No not probably. Why should I be telling you lies now? Why did I ever? Well you know why. It wasn’t you I was lying to.
I know.
Always there, always. I was never a match for any of them. Ya’qub and Strongbow and Wallenstein, myself, fathers and sons and holy ghosts, it’s confused but there’s a reason why I keep thinking of that. Anyway, I couldn’t do it. I couldn’t do any of the things they did. They were too much for me. The Yemen and a balloon, it was hopeless. But that other thing was there too. Twenty years ago was there too. It hasn’t all been a lie.
What made you think of it tonight?
I don’t know. Or rather of course I do. It’s because I’ve never stopped thinking about it. Not a day has gone by. Do you remember me telling you how Strongbow died? Well it won’t be that way with me. Not in my sleep.
Stern, we don’t know those things.
Maybe not, but I do this time. Tell me, when did you first find out about the morphine?
That doesn’t matter.
Tell me anyway, when?
Early on I suppose.
How?
I saw the black case once when you were sleeping over in Istanbul. I woke up one morning when you were still asleep and it was open on the floor beside you.
But you knew before then, didn’t you. You didn’t have to see the case to know.
I suppose so but what difference does it make?
None. I just wondered. I always tried hard to make it seem otherwise.
You didn’t just
try,
Stern. You
did.
He fell silent, lost somewhere. She waited for him to go on but he didn’t.
Stern?
Yes.
You were going to tell me when it happened. What it was.
You mean when I like to think it was. What I’ve always told myself it was.
Well?
He nodded slowly.
Yes. It was called Smyrna. I’d arranged a meeting there. O’Sullivan Beare was going to meet Sivi for the first time. I haven’t told you about Sivi before. He wasn’t just what he appeared to be. The two of us worked together for years. From the very beginning in fact. He was a very close friend. The closest I’ve ever had except for you.
Then that day you saved my life by the Bosporus, the day we met, you had just been to see him?
Yes.
Christ, she whispered, oh what a fool. Christ, why didn’t I think of it.
But Stern heard only the first word. Stern was someplace else, hurrying on.

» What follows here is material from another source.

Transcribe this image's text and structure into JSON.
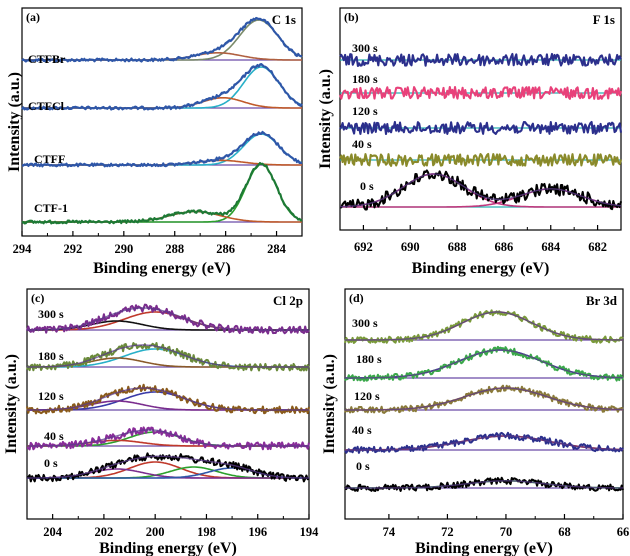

Christ, you say? Yes he was there too. A small dark man younger than you see in the paintings. But the same beard and the same eyes. Carrying a revolver. He shot a man in the head. And the Holy Ghost was there carrying a sword. Weeping, half his body a deep purple. God himself? I didn’t see him but he must have been there carrying something. A body or a knife. Everybody was there in that garden.
Stern?
Yes, a garden. Now when was that exactly.
Stern?
There was an animal sound deep in his throat.
Right at the very beginning of the new century, that’s when it was. Right after the world of the Strongbows and the Wallensteins had died in the First World War. It couldn’t survive the anonymous machine guns, their world, and the faceless tanks and the skies of poison gas that killed brave men and cowards equally, the strong and the weak all the same, the good and the bad together so that it no longer mattered who you were, what you were. Yes their world died and we had to have a new one and we got it, we got our new century in 1918 and Smyrna was its very first act, the prelude to everything.
Stern?
When, you say. Only twenty years ago and forever, and what a garden lay waiting for us then.
Stern picked up the knife, Joe watched him do it. He watched him take the little girl by her hair and pull back her head. He saw the thin white neck.
A
N IONIAN COLONY SAID
to have been the birthplace of Homer, one of the richest cities in Asia Minor under both the Romans and the Byzantines, second of the seven churches addressed in the Book of Revelations where John also called it rich and said that one day it would know terrible tribulation, which it did when Tamerlane destroyed it.
But now early in the twentieth century once again prosperous with nearly half a million Greeks and Armenians and Jews, Persians and Egyptians and Turks and Europeans in their various costumes industriously pursuing trade and love, their beautiful seaport surpassing all others in the Levant in the bewildering flow of life’s goods.